The system was originally supposed to cost $75 million. The authority paid another $19 million for change orders authorizing work that wasn't originally specified in the contract, said auditor's spokesman Glenn Briere.
DeNucci's office questioned $15.4 million of the change orders, which were authorized between 2003 and 2008. It also said the change orders had delayed the implementation of the system by a year, losing the MBTA the opportunity to save another $2.9 million in revenue by eliminating fare evasions.
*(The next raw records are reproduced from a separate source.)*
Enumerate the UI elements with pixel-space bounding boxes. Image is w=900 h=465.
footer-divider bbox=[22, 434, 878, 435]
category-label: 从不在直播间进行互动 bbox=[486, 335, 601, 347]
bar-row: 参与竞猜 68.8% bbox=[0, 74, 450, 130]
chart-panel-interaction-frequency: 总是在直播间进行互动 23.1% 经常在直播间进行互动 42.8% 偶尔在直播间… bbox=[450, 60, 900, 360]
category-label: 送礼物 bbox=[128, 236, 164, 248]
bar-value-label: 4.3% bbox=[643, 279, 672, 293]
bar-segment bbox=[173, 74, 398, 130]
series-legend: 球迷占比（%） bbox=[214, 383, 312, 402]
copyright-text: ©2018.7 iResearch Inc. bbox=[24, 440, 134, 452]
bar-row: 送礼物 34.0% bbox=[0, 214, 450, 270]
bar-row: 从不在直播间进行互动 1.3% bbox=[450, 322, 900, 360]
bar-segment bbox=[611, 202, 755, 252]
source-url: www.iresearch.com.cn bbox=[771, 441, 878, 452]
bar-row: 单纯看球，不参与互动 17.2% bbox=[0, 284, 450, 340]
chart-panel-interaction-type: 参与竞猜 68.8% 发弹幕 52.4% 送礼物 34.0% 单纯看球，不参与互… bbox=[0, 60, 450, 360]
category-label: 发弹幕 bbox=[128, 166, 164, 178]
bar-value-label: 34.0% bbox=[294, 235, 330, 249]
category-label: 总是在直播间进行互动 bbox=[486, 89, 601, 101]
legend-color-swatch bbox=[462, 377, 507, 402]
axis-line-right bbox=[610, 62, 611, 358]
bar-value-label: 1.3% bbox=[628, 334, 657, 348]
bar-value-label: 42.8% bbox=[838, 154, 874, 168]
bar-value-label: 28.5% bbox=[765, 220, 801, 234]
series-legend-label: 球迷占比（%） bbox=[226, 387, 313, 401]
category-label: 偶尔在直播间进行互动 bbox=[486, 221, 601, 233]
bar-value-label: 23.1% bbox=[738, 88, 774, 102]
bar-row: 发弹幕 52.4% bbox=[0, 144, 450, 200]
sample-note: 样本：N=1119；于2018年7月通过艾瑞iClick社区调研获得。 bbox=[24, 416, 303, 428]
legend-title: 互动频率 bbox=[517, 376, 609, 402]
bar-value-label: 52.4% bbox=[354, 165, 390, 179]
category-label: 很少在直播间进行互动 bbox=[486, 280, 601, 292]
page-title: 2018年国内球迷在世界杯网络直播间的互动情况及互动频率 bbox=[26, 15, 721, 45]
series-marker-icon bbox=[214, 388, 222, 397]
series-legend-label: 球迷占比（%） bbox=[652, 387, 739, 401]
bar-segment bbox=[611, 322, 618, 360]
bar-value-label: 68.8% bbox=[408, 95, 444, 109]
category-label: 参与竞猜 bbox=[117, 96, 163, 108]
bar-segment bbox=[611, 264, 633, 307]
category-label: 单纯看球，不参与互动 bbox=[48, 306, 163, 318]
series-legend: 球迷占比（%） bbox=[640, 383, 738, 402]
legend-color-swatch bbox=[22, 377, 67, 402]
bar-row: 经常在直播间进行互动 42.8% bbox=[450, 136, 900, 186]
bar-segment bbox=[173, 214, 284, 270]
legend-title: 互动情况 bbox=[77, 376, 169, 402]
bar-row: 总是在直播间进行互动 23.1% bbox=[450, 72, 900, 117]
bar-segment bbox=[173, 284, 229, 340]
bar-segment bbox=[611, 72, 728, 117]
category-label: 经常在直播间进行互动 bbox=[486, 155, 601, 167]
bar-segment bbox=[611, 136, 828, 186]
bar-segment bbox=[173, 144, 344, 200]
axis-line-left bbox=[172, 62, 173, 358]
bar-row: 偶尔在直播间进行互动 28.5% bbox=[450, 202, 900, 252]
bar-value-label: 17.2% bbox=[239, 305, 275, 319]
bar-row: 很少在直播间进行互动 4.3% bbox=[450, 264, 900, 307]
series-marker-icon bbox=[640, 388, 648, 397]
"This is another example of a multimillion-dollar project costing more than it should because there wasn't enough oversight," DeNucci said in a statement. "The taxpayers and the MBTA's riders are paying for that extra cost. In the future, the T management should provide more oversight of the design process and make sure that its contractors live up to their obligations."
MBTA General Manager Daniel Grabauskas said he had taken over the authority in May 2005 and installed new leadership on the project in August 2005. "While there may be disagreements over particular matters, the general finding that there should have been improved communication, coordination and oversight during the development of the design specifications is consistent with my observations," he said in a statement.
MBTA spokesman Joe Pesaturo also emphasized that the CharlieCard system had been a success. He said it captured $13.5 million in its first year of operation that would have "leaked" from the old fare collection system.